Correct Answer: Tubular centrifuge

Explanation:


Introduction / Context:
Water contamination in lubricating oils reduces film strength, promotes corrosion, and accelerates oxidation. Efficient separation of water droplets from viscous oils is essential in maintenance and refining operations.



Given Data / Assumptions:

  • Oil contains dispersed water (emulsified or fine droplets).
  • We need a continuous, compact device with high g-force.



Concept / Approach:
Tubular-bowl centrifuges produce very high centrifugal accelerations, rapidly separating water from oil based on density difference. Gravity clarifiers are too slow for fine droplets; sparkler and vacuum leaf filters remove solids, not immiscible liquid droplets. Coalescers may also be used, but among listed options, the tubular centrifuge is the standard choice.



Step-by-Step Solution:
Identify separation type: liquid–liquid (immiscible) with fine droplets.Match to equipment: high-g centrifuge enhances droplet migration.Select tubular centrifuge.

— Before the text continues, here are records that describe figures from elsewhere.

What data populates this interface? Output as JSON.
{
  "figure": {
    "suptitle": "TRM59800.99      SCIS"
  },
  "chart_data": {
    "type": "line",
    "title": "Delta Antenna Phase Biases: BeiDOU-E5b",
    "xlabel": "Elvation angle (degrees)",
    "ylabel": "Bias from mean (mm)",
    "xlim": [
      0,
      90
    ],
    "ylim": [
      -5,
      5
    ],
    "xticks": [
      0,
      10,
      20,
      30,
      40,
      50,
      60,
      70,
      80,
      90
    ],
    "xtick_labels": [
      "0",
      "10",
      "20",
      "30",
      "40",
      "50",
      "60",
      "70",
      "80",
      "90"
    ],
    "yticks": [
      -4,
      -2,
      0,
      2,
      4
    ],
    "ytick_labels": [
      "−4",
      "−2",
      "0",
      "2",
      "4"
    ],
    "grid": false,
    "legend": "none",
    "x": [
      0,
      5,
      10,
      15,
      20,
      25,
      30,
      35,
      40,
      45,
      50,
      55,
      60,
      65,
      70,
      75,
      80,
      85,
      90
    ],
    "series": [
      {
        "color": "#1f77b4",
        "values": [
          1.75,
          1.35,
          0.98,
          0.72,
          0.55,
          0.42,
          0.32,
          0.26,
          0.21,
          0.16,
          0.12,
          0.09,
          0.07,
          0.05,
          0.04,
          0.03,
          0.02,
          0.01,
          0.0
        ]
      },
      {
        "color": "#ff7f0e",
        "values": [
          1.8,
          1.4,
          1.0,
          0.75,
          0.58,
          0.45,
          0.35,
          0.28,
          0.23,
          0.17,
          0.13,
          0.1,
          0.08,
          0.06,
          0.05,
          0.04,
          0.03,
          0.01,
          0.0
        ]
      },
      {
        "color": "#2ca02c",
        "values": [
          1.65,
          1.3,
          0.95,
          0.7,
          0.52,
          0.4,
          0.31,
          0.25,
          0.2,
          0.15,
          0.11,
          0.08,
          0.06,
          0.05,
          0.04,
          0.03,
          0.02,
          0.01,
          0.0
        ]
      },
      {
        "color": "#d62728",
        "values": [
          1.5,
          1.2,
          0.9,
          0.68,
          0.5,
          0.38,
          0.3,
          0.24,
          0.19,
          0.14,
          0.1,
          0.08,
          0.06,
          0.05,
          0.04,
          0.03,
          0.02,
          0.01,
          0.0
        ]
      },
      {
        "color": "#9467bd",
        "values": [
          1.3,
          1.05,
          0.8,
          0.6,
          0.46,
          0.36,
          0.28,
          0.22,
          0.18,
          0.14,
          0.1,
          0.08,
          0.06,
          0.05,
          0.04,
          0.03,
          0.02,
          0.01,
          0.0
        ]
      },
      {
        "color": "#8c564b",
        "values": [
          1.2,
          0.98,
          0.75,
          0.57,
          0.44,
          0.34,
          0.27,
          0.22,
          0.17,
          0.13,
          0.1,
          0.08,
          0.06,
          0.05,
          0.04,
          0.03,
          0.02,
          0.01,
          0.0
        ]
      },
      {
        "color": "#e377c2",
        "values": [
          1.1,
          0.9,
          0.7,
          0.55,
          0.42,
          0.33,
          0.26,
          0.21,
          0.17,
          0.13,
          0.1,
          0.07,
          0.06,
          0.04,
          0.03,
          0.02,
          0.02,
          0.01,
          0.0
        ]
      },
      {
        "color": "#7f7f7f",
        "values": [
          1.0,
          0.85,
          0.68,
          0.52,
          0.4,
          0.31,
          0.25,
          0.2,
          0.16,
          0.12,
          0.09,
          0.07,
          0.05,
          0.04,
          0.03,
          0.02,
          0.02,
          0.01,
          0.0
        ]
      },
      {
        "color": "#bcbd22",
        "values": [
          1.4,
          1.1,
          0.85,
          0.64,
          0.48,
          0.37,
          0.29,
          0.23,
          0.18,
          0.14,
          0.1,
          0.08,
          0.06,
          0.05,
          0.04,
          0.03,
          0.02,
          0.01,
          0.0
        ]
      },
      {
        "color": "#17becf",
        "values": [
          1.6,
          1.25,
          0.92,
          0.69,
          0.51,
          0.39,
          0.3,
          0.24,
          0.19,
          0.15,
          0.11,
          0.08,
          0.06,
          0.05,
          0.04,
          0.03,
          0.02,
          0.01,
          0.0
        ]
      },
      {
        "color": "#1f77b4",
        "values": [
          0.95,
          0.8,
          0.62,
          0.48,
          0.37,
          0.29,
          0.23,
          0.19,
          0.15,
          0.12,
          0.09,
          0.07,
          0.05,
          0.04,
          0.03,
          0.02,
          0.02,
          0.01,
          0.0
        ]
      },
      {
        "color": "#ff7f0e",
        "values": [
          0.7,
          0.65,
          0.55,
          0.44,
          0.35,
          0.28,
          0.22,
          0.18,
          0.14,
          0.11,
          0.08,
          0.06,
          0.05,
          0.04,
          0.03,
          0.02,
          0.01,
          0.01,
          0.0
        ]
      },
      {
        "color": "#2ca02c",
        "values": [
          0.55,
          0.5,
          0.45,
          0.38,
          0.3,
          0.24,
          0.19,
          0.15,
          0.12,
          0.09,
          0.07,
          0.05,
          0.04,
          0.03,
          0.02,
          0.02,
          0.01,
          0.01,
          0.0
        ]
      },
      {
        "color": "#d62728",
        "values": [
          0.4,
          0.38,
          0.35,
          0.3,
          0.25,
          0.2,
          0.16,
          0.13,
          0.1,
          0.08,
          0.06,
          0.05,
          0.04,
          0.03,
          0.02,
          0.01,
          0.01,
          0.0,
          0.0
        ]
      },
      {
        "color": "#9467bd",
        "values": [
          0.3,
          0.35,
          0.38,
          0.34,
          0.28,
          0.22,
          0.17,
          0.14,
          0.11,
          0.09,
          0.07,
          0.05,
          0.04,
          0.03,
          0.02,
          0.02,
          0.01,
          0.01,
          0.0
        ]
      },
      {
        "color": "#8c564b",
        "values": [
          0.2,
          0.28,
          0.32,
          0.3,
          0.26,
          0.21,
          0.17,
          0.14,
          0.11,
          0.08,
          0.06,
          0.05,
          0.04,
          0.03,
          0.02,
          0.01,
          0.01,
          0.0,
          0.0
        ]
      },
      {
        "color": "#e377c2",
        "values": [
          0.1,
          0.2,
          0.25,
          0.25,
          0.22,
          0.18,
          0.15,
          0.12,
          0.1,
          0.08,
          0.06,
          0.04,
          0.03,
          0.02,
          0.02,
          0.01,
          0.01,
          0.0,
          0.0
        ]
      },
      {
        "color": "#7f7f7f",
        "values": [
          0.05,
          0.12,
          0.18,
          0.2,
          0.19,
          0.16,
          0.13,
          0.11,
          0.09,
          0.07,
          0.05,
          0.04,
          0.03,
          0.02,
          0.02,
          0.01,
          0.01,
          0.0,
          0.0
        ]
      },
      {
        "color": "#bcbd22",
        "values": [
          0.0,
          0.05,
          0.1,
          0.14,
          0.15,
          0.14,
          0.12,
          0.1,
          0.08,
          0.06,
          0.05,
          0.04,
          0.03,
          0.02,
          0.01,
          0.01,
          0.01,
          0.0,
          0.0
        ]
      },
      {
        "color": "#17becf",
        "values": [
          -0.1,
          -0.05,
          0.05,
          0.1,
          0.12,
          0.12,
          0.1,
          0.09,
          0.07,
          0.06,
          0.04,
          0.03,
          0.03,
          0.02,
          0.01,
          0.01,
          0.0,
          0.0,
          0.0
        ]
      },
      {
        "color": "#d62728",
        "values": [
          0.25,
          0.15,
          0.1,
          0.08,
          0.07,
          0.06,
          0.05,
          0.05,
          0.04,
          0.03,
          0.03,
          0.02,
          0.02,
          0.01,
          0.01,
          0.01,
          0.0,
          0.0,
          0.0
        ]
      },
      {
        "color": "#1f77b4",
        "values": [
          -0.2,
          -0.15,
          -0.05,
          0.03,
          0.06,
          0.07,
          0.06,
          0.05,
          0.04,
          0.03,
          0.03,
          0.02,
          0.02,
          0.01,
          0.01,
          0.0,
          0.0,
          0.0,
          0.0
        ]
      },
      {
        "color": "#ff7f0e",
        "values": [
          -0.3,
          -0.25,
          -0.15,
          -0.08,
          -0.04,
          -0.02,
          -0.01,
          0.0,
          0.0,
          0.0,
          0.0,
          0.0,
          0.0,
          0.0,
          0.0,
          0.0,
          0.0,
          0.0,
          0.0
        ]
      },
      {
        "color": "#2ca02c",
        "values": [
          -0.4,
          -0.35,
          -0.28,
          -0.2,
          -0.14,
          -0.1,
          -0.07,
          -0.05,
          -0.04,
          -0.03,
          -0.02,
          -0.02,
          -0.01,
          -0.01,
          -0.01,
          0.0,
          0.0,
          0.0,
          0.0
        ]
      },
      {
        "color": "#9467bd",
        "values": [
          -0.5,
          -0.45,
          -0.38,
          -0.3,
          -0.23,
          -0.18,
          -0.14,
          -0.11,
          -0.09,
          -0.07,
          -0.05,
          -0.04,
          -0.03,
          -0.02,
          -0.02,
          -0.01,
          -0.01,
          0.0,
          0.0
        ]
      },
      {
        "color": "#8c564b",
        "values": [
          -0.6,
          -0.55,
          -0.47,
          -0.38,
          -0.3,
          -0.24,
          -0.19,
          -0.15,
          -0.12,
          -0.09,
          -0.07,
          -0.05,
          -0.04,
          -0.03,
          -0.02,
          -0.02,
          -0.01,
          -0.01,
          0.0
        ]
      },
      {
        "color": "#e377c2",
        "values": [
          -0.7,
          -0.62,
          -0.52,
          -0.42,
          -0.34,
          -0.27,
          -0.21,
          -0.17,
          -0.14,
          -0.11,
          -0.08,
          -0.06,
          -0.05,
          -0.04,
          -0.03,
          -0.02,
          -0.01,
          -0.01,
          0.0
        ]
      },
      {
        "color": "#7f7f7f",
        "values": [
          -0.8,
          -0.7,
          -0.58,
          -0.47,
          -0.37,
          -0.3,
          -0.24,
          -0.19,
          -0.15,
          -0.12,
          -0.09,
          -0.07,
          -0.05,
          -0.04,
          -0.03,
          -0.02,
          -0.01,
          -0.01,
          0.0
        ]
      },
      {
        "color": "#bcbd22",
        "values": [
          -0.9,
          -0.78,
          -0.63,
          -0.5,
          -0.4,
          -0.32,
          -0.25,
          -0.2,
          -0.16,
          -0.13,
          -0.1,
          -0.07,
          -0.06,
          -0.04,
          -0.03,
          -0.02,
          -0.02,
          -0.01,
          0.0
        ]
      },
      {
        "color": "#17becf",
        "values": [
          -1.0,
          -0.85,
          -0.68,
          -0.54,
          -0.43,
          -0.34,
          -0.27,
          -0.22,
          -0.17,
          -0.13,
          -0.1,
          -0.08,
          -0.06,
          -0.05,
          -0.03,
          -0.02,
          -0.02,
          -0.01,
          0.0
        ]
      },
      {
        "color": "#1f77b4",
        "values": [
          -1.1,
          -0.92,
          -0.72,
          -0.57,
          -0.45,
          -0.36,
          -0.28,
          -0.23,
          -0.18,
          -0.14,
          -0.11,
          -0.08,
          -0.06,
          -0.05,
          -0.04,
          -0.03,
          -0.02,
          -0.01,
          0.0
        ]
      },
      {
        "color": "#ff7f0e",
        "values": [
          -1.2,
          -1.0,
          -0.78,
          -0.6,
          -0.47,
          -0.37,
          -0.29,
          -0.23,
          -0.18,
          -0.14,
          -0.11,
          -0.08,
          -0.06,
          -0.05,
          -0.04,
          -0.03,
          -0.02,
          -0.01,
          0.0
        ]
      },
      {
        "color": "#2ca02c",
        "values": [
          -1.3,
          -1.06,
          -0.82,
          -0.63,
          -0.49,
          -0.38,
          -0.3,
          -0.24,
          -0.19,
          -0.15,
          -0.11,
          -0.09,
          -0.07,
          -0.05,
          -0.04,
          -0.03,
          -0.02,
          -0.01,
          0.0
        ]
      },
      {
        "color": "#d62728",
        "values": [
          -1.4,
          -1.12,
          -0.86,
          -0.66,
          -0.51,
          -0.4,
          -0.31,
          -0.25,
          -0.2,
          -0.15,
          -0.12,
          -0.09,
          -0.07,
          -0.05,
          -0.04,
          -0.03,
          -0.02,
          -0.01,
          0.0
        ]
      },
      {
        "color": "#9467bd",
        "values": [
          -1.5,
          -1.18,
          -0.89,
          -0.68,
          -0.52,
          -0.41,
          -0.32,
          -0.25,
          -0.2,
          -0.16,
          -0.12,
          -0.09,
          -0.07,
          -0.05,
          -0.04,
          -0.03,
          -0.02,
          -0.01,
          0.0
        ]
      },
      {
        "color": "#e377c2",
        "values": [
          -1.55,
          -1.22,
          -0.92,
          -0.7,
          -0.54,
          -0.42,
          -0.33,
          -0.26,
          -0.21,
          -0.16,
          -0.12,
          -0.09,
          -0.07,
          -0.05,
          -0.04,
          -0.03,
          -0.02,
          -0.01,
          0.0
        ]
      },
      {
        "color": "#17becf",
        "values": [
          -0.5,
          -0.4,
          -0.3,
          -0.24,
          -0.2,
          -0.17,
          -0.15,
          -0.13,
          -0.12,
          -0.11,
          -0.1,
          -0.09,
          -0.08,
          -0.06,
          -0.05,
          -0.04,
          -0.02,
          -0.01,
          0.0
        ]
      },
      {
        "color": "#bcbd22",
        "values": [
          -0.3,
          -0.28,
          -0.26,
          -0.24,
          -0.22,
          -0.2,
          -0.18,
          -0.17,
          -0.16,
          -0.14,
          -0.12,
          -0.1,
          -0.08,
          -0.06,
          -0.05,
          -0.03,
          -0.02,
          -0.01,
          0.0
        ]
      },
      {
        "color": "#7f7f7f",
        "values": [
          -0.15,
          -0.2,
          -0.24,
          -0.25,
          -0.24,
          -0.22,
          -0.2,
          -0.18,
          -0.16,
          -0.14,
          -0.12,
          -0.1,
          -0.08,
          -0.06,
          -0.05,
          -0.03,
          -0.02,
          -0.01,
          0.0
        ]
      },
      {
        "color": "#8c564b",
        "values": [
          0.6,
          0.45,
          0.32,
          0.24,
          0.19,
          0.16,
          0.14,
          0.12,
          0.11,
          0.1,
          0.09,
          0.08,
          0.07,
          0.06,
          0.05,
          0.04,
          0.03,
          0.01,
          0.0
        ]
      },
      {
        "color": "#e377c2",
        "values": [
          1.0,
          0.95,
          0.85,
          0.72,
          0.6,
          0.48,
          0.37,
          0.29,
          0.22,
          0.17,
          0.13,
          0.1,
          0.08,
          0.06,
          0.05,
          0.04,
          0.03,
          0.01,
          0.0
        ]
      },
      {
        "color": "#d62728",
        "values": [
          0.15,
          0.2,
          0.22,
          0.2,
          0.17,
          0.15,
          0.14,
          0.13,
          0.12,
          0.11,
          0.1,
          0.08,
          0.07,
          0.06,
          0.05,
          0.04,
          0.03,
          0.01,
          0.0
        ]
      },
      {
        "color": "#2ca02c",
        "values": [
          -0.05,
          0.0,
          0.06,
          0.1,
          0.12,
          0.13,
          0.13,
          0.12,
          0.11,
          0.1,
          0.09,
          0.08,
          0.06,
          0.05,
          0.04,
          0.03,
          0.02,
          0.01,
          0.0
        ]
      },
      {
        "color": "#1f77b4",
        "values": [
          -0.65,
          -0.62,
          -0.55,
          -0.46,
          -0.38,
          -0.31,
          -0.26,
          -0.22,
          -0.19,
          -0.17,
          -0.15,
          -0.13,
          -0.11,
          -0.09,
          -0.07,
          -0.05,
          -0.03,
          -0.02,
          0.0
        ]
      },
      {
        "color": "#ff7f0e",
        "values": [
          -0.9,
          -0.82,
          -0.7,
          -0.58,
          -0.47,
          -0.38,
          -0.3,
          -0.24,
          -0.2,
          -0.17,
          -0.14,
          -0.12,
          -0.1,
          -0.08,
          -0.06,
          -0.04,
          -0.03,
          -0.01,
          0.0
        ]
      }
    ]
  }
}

Verification / Alternative check:
Lube oil purifiers often employ disc-stack/tubular centrifuges for water removal.



Why Other Options Are Wrong:
Clarifier: too slow for fine dispersion.Sparkler/Vacuum leaf: solid–liquid filtration devices, not suited to separating water droplets from oil.



Common Pitfalls:
Assuming any filter removes water; filters generally target solids unless paired with coalescing media.